Great power pop artists: Raspberries, Sweet, Cheap Trick, Big Star, The Cars, The Knack, Rockpile, Let’s Active, The dBs, Squeeze, Nick Lowe, The Smithereens, Marshall Crenshaw, Matthew Sweet, Guided By Voices, Fountains Of Wayne, The Minus Five, Apples In Stereo…REDD KROSS!
How is it that some of the catchiest power pop ever committed to vinyl has gone so unnoticed by so many for so long?
Such is the case of Redd Kross’ latest album Researching The Blues, which was released last year to little fanfare and even less sales. Great albums should get noticed, and while there were plenty of write-ups that accompanied Redd Kross’ first album in a decade, the record barely made a dent on the imagination of the American music-buying public.
Red Cross (their original name) formed out of the ashes of late ‘70s West Coast band The Tourists, and has had a long, storied career with numerous lineup changes and two constant members, brothers and pop culture savants, Jeff and Steve McDonald. The group’s debut album, Born Innocent, had a cover of a Charles Manson song, and odes to Linda Blair, Jim and Tammy Faye Baker and Tatum O’Neal.
Shortly after its release, the group was threatened by a lawsuit from The American Red Cross, so they changed their name to Redd Kross in tribute to actor/comedian Redd Foxx. Their name really had nothing to do with The American Red Cross in the first place; rather it was a reference to Linda Blair’s masturbation scene from the movie The Exorcist.
Their 1984 album Teen Babes From Monsanto was an all-covers affair, including versions of “Deuce” by Kiss, “Citadel” by The Rolling Stones and “Saviour Machine” by David Bowie, and their cover of “Sunshine Day” by The Brady Bunch was featured in the movie Desperate Teenage Lovedolls.
In 1987, the group released their masterwork, Neurotica which included odes to childhood cartoons and even a song about breakfast cereals (“Frosted Flake”).

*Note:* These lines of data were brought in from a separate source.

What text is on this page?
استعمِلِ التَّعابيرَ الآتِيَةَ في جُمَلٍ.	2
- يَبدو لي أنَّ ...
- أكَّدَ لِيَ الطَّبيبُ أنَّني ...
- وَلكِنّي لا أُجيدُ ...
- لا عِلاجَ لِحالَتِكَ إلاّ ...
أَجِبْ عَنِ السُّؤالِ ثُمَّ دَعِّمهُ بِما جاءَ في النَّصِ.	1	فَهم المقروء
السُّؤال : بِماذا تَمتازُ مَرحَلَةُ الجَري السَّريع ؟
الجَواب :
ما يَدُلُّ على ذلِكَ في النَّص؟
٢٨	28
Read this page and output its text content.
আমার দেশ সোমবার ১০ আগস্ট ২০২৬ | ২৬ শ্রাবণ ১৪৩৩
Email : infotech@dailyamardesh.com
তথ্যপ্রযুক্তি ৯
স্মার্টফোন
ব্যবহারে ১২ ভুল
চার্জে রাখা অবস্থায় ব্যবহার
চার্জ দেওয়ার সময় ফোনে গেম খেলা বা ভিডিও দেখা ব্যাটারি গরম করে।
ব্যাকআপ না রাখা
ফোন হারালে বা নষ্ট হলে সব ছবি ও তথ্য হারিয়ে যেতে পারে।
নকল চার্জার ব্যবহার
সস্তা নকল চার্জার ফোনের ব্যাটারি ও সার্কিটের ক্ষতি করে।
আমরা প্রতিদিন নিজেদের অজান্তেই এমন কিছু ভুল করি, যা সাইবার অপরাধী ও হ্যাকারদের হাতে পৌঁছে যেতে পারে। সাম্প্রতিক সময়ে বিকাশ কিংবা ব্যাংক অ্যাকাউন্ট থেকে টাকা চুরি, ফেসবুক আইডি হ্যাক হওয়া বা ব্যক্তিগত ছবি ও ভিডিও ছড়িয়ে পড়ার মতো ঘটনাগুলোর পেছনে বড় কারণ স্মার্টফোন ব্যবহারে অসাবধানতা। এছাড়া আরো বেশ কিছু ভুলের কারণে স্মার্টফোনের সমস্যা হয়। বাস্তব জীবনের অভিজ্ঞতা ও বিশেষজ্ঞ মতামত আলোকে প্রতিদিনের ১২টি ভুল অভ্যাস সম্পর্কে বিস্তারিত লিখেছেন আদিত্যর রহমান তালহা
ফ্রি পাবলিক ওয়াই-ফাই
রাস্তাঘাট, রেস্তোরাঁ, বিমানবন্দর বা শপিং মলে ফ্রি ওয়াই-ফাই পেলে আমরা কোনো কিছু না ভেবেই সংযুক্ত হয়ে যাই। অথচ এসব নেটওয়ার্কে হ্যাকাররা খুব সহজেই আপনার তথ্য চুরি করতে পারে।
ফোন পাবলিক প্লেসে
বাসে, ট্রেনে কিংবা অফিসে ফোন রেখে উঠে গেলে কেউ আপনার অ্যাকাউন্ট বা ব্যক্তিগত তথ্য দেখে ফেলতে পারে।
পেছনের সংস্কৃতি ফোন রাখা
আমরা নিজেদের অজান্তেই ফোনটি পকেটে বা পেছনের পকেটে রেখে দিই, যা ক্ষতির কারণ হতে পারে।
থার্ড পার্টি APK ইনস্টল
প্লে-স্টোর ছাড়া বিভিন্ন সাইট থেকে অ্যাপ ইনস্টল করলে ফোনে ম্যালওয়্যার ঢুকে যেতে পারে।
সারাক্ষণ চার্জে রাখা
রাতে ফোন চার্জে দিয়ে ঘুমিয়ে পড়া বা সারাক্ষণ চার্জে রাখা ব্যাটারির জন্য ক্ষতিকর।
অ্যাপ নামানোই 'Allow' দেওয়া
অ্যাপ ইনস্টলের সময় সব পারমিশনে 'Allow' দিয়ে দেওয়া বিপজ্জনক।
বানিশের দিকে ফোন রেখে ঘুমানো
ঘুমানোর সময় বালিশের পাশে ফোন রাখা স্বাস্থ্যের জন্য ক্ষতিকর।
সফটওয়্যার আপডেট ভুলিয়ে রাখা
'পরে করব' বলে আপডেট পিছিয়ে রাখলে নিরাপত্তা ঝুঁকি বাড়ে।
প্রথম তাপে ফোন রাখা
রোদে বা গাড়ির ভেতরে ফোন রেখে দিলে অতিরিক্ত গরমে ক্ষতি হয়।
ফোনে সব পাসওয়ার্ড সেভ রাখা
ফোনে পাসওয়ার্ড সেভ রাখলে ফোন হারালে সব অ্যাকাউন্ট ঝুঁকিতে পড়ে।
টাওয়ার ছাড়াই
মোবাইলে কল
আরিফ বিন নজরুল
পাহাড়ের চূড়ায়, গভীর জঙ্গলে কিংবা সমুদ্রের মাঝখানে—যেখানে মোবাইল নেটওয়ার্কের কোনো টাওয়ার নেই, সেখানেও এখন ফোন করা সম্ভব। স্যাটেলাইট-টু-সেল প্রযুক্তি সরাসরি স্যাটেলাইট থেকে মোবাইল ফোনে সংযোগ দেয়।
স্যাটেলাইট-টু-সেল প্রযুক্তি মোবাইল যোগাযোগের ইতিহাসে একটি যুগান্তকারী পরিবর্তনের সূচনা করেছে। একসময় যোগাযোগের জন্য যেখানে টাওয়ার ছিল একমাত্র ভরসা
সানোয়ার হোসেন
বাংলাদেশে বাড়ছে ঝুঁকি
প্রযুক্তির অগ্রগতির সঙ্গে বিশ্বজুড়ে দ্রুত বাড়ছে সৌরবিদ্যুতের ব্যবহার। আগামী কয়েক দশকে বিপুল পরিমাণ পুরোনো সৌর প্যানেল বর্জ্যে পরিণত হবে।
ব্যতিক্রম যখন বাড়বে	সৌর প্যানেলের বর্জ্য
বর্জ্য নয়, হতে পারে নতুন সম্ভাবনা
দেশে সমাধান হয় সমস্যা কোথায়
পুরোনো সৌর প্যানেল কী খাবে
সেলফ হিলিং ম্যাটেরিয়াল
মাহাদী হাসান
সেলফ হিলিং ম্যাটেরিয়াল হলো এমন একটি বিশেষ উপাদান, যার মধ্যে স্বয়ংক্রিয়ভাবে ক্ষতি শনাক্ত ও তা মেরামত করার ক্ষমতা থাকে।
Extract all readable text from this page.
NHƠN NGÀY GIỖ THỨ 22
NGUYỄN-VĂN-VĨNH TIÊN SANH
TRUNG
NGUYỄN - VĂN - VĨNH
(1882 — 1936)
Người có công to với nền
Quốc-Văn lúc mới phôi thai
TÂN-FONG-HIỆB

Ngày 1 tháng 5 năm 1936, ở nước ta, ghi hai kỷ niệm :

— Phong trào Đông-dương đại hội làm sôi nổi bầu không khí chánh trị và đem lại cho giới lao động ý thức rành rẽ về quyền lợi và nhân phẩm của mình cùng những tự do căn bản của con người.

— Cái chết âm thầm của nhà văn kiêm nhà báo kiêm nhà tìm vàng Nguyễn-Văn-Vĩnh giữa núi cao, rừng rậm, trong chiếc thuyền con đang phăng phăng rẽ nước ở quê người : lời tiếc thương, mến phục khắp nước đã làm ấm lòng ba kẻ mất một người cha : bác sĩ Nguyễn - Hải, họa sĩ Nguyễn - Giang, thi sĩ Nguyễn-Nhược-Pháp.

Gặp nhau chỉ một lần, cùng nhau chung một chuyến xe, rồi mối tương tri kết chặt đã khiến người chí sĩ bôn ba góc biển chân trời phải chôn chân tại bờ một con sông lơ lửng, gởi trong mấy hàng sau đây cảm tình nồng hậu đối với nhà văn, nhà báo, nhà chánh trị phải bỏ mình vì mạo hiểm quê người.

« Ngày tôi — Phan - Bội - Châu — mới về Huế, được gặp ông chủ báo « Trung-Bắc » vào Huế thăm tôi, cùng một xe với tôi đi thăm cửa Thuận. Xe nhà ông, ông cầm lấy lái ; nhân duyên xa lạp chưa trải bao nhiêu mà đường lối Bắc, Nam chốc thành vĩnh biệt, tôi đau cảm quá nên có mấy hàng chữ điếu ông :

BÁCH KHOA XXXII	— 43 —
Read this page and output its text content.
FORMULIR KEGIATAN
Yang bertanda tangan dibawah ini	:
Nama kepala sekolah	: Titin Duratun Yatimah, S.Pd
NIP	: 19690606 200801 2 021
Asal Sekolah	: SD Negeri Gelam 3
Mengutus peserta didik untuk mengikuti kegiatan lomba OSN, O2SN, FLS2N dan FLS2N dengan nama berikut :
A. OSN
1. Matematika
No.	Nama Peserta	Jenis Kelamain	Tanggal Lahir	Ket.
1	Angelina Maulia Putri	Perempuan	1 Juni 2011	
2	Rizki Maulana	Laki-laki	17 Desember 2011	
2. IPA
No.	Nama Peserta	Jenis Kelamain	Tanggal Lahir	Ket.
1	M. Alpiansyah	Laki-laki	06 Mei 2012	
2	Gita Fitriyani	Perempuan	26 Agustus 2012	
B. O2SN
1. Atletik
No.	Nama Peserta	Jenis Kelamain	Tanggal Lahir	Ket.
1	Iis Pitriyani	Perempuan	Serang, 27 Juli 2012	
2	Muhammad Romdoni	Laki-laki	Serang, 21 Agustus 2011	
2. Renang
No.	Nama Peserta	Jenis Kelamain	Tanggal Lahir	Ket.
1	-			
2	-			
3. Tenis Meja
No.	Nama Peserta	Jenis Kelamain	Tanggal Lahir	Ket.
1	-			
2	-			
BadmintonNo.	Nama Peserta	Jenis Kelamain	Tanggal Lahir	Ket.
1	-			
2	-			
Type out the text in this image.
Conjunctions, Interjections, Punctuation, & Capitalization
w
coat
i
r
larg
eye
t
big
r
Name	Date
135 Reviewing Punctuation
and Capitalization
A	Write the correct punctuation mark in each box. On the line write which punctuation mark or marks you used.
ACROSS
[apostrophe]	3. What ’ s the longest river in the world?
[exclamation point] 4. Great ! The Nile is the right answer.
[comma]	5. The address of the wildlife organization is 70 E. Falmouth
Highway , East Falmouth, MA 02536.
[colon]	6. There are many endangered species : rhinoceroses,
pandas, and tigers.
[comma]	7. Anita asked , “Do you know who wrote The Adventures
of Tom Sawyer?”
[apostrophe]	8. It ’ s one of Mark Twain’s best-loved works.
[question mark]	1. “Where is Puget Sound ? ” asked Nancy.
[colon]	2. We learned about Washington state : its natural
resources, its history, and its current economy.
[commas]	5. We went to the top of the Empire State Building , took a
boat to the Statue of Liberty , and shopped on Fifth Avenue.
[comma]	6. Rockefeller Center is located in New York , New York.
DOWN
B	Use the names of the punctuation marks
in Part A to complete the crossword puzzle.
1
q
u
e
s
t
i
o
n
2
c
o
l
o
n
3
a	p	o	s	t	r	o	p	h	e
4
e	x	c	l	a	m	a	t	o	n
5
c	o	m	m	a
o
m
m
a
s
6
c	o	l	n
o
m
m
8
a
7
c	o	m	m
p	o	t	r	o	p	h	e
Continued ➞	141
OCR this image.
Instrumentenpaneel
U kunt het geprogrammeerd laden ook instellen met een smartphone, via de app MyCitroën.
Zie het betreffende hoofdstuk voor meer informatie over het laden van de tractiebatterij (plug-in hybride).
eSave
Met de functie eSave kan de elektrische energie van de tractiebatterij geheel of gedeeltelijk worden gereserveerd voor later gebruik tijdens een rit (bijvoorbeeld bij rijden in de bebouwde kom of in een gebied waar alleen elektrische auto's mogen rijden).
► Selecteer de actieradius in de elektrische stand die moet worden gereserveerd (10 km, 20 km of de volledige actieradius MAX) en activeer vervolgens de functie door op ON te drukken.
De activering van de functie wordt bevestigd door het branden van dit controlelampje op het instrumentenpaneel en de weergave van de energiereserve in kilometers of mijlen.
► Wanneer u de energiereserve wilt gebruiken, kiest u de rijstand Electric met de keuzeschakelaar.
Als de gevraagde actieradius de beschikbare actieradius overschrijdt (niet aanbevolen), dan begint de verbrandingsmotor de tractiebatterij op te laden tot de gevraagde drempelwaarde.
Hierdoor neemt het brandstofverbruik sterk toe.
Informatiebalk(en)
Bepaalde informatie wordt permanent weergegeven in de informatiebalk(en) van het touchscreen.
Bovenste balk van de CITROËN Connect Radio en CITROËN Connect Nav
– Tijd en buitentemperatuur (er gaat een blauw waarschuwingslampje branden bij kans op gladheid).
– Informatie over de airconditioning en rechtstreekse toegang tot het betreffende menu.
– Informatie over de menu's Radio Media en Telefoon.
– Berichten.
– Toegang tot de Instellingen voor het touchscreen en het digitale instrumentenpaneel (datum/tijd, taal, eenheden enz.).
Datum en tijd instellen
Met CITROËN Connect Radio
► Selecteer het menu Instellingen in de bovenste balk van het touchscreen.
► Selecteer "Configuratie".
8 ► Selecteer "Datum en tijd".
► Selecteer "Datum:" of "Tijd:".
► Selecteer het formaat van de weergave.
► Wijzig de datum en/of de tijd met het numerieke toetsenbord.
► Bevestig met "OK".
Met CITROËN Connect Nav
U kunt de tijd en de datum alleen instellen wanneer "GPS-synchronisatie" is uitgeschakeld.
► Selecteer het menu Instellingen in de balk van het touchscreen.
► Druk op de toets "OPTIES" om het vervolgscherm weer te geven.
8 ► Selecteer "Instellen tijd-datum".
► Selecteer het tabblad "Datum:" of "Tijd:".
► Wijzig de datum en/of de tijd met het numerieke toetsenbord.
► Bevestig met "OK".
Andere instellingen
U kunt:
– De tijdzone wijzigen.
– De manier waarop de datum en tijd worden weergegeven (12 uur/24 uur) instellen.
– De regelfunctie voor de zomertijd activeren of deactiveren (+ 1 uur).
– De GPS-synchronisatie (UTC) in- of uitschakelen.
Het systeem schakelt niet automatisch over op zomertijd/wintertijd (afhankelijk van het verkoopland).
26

The album should have been a huge hit, however their RCA distributed record label, Big Time Records, was having financial difficulties that led to its demise, leaving the record shipwrecked without a significant audience.
Another covers collection called Alien Sleestaks From Brazil followed under the group moniker Tater Totz, including a version of The Beatles’ “I’ve Just Seen A Face” (with Danny Bonaduce on vocals), Yoko Ono’s “Don’t Worry Kyoko,” “The Rolling Stones’ “Sing This All Together,” and a medley of “Give Peace A Chance” by John Lennon fused with “We Will Rock You” by Queen.
They signed with Atlantic Records in 1990 and released the album Third Eye and toured to support it with Pearl Jam member Jack Irons on drums. Two more independent albums followed during the 1990s, Phaseshifter (1993) and Show World (1997), for which they toured incessantly to support resulting in marginal sales and shrugged shoulders.
The band went dormant after the Show World tour for nine years until 2006 when the Neurotica lineup of Jeff McDonald, Steven McDonald, Robert Hecker and Roy McDonald reunited for a series of one-off shows and festival dates.
While fans of the group rejoiced upon hearing of their reunion shows, no new music was offered up until last year’s stellar new album Researching The Blues. The album was actually recorded back in 2007 while the group was just beginning to play shows after their hiatus, but wasn’t released until February of 2012.
The tight and energetic collection oozes with hooky songs including today’s sticky-sweet Song Of The Day, the McCartney-esque “Meet Frankenstein,” “The New Temptations” that could have fit comfortably on Cheap Trick’s In Color, “Uglier,” a co-write by Steve McDonald and his wife Charlotte Caffey of The Go-Gos, and the Byrdsy “Winter Blues” and “Dracula’s Daughter.”
Some of the group’s poppiest material can be found on this sticky platter, yet once again, the American public has chosen to ignore this great group and album.